Sunday, November 16, 2014

Window on Eurasia: Tatarstan Gets Its Own Domain Extension, DOT TATAR


Paul Goble

 

            Staunton, November 16 – Moscow’s effort to strip Tatarstan of the office of president has received more attention, but the Russian government has made a concession which in today’s world may prove more important: it is now registering a special Internet domain for those who want to use it, .Tatar.

 

                The RU-Center which arranges such things announced earlier this month that it would begin taking requests for this domain extension (nic.ru), and the All-Tatar Social Center (VTOTs) is now celebrating this as a breakthrough for the people of that Middle Volga nation and republic (tatar-centr.blogspot.com/2014/11/tatar.html).

            The mission of this domain name, VTOTs declares, involves promoting both the global and the local development of the Internet, “raising the quality of its use, developing the identity of the Tatar community in the world, forming a single information space in the Republic of Tatarstan, and attracting additional audiences to sites” promoting Tatar values and traditions.

            Whether it can achieve all those things by itself, of course, very much remains to be seen, but the role and impact of the Internet and social media on the nations within the borders of the Russian Federation already has been enormous, especially at a time when Moscow is imposing ever-tighter controls on the conventional media.

            And increasingly this impact is becoming the focus of academic research, especially by members of the nations most directly affected. A good example of this is provided this week by Viktor Baldrozhiyev, a Buryat, in his study on the impact of Internet access on social and political trends in that region (asiarussia.ru/blogs/4916/).

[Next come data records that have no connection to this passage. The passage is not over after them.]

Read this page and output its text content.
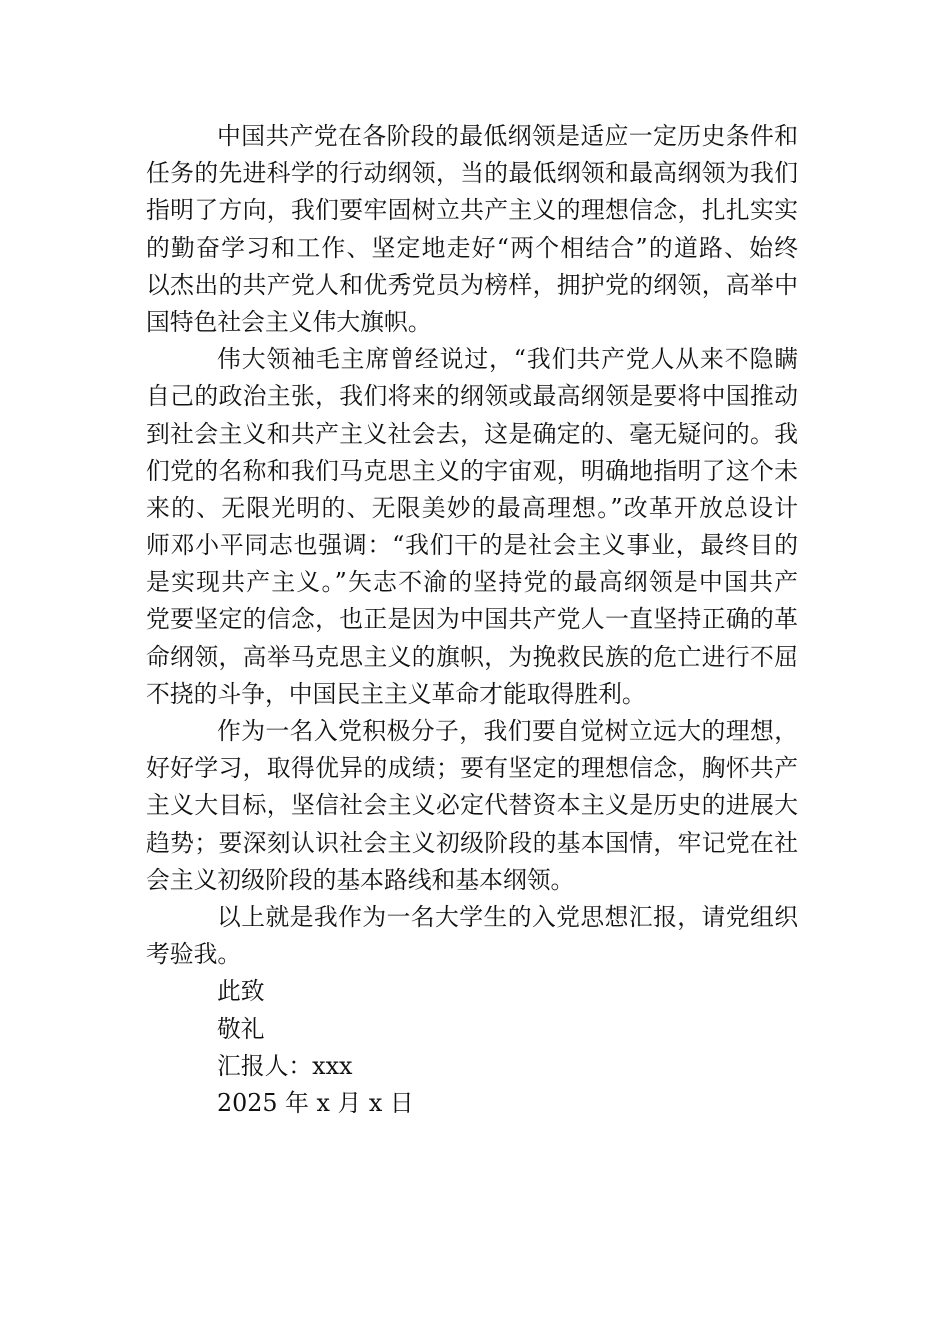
中国共产党在各阶段的最低纲领是适应一定历史条件和
任务的先进科学的行动纲领，当的最低纲领和最高纲领为我们
指明了方向，我们要牢固树立共产主义的理想信念，扎扎实实
的勤奋学习和工作、坚定地走好“两个相结合”的道路、始终
以杰出的共产党人和优秀党员为榜样，拥护党的纲领，高举中
国特色社会主义伟大旗帜。
伟大领袖毛主席曾经说过，“我们共产党人从来不隐瞒
自己的政治主张，我们将来的纲领或最高纲领是要将中国推动
到社会主义和共产主义社会去，这是确定的、毫无疑问的。我
们党的名称和我们马克思主义的宇宙观，明确地指明了这个未
来的、无限光明的、无限美妙的最高理想。”改革开放总设计
师邓小平同志也强调：“我们干的是社会主义事业，最终目的
是实现共产主义。”矢志不渝的坚持党的最高纲领是中国共产
党要坚定的信念，也正是因为中国共产党人一直坚持正确的革
命纲领，高举马克思主义的旗帜，为挽救民族的危亡进行不屈
不挠的斗争，中国民主主义革命才能取得胜利。
作为一名入党积极分子，我们要自觉树立远大的理想，
好好学习，取得优异的成绩；要有坚定的理想信念，胸怀共产
主义大目标，坚信社会主义必定代替资本主义是历史的进展大
趋势；要深刻认识社会主义初级阶段的基本国情，牢记党在社
会主义初级阶段的基本路线和基本纲领。
以上就是我作为一名大学生的入党思想汇报，请党组织
考验我。
此致
敬礼
汇报人：xxx
2025 年 x 月 x 日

            He examined patterns of Internet use in Chita, Irkutsk, and Ulan-Ude and concluded that the amount of Internet use and the ease and speed of access directly reflect the attitudes of the leaders. Where these are relatively tolerant and progressive as in Chita and Ulan-Ude, residents are turning to the Internet, but where they are not as in Irkutsk, people don’t.

            This reflects the fact that openness and civic activity are welcomed in the former and not in the latter, something that makes Internet statistics, and especially their changes over time, among the most useful measures of the mentality of those in power. And he concludes sadly that over the last two years, those measures have been declining in Russia as a whole.